BariUn cugino in consiglio comunale, un fratello coordinatore di una lista civica per le regionali. Insomma il sindaco di Bari tiene famiglia, ma questa volta più che scaldare gli animi degli elettori surriscalda quelli dei leader del suo partito. E così Michele Emiliano, segretario uscente del Pd deciso di ricandidarsi nonostante il veto delle correnti che contano, finisce al centro di una guerra interna senza esclusione di colpi.
Il «fuoco amico» questa volta è stato innescato dalla sortita di Alessandro Emiliano: 47 anni, imprenditore del settore arredamento e fratello del sindaco, ha pensato bene di mettere in campo una lista civica per le regionali: si chiama «Emiliano per la Puglia», appoggerà il centrosinistra e strizza l’occhio alla riconferma del governatore Nichi Vendola. Giusto il tempo di presentare la novità e sugli «Emilianos» sono piovuti gli strali dei vertici del Pd pugliese. A cominciare da Sergio Blasi, sindaco di Melpignano, piccolo centro salentino. Candidato alla segreteria regionale del Pd per la mozione Bersani, ha incalzato Emiliano invitandolo «a scegliere cosa fare» e definendo «schizofrenico» l’atteggiamento del sindaco di Bari: «È singolare che il segretario regionale del Pd si metta a costituire un’altra lista».

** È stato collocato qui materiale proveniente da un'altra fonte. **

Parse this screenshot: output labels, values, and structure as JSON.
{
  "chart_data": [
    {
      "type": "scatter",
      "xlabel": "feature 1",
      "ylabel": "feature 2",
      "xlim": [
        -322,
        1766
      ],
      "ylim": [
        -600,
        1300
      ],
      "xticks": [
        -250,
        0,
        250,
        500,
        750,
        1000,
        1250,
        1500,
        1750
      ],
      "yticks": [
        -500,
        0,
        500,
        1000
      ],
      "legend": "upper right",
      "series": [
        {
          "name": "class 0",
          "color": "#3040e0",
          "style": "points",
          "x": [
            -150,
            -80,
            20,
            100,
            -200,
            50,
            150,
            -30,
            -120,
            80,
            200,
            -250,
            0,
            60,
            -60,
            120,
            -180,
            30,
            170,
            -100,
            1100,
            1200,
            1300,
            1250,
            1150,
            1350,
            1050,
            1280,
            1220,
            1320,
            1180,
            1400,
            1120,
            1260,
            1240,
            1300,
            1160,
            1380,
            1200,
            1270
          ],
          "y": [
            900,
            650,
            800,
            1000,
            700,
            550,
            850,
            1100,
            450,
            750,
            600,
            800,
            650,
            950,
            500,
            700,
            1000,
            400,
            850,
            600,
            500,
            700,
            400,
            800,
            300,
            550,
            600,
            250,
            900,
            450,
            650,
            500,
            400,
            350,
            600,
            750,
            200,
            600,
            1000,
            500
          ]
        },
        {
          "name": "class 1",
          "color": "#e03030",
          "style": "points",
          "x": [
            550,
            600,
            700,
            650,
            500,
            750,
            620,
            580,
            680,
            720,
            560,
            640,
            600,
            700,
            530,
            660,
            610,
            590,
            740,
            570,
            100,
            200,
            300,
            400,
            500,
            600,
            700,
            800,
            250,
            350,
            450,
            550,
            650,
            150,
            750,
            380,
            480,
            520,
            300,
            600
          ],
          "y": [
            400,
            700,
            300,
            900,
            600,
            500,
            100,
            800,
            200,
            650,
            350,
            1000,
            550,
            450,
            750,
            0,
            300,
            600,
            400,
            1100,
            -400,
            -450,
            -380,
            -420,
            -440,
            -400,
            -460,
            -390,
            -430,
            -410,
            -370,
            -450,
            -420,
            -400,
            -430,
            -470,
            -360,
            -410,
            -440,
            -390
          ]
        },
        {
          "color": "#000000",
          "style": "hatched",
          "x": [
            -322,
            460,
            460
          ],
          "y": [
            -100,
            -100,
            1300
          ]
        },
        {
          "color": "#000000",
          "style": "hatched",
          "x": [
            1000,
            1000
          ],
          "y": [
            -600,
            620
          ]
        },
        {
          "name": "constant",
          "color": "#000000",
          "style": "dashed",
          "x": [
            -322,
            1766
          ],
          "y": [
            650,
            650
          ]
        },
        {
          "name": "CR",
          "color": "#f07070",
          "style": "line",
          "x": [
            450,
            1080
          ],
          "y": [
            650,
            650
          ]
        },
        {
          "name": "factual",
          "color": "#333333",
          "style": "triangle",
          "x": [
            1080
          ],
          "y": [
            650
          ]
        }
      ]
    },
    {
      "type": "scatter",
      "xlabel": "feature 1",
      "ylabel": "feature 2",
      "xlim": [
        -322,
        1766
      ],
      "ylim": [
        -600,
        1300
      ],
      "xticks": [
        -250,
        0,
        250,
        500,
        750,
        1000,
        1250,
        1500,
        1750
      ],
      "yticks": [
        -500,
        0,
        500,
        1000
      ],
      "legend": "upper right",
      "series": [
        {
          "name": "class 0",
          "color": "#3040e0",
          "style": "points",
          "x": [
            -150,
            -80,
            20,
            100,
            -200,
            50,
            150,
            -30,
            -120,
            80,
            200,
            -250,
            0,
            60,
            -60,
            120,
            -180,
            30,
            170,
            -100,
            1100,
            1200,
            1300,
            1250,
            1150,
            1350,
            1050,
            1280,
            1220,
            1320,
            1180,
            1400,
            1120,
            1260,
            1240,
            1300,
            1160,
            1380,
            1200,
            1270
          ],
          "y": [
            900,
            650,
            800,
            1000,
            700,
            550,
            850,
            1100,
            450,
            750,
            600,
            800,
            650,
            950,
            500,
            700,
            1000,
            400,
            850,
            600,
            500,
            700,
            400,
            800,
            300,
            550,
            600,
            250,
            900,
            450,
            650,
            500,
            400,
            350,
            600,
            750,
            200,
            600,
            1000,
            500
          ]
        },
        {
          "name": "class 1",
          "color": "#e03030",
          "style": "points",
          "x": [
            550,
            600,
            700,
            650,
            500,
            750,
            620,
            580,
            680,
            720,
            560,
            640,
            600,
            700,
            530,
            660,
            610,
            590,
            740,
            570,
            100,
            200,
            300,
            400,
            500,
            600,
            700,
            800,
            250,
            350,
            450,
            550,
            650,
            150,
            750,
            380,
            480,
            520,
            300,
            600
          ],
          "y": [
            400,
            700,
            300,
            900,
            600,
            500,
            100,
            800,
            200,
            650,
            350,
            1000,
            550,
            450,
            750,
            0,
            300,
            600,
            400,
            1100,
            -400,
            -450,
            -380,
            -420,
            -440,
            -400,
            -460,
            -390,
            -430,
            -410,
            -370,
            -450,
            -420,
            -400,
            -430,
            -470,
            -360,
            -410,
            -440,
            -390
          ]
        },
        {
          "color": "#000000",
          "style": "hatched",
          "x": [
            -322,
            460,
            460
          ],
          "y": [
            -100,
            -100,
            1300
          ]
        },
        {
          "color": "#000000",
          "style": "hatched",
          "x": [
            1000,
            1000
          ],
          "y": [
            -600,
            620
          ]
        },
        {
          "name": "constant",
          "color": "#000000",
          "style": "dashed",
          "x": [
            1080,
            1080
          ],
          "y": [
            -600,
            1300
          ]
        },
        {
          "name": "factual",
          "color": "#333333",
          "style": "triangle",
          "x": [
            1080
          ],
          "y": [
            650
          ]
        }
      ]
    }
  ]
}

A rincarare la dose contro il sindaco di Bari ci ha pensato Guglielmo Minervini, candidato al vertice del Pd pugliese per l’ala Franceschini e assessore regionale alla Trasparenza, che definisce la mossa della lista civica «esilarante nel merito e sconcertante nel metodo» ritenendo «inammissibile che l’attuale segretario regionale del Pd appoggi una lista in competizione con il suo partito». Minervini chiede un passo indietro del sindaco. «Si sta costruendo uno scenario da Dynasty di cui non avevamo bisogno», ha dichiarato. Ma le polemiche sulle parentele in casa Pd erano affiorate già alle ultime comunali, quando ha fatto il suo ingresso in Consiglio il cugino del sindaco, Marco Emiliano, 37 anni, commerciante di mobili, che al suo esordio in politica è risultato il più votato nella lista del primo cittadino con mille preferenze. Un exploit che ha fatto il storcere il naso a più di un alleato.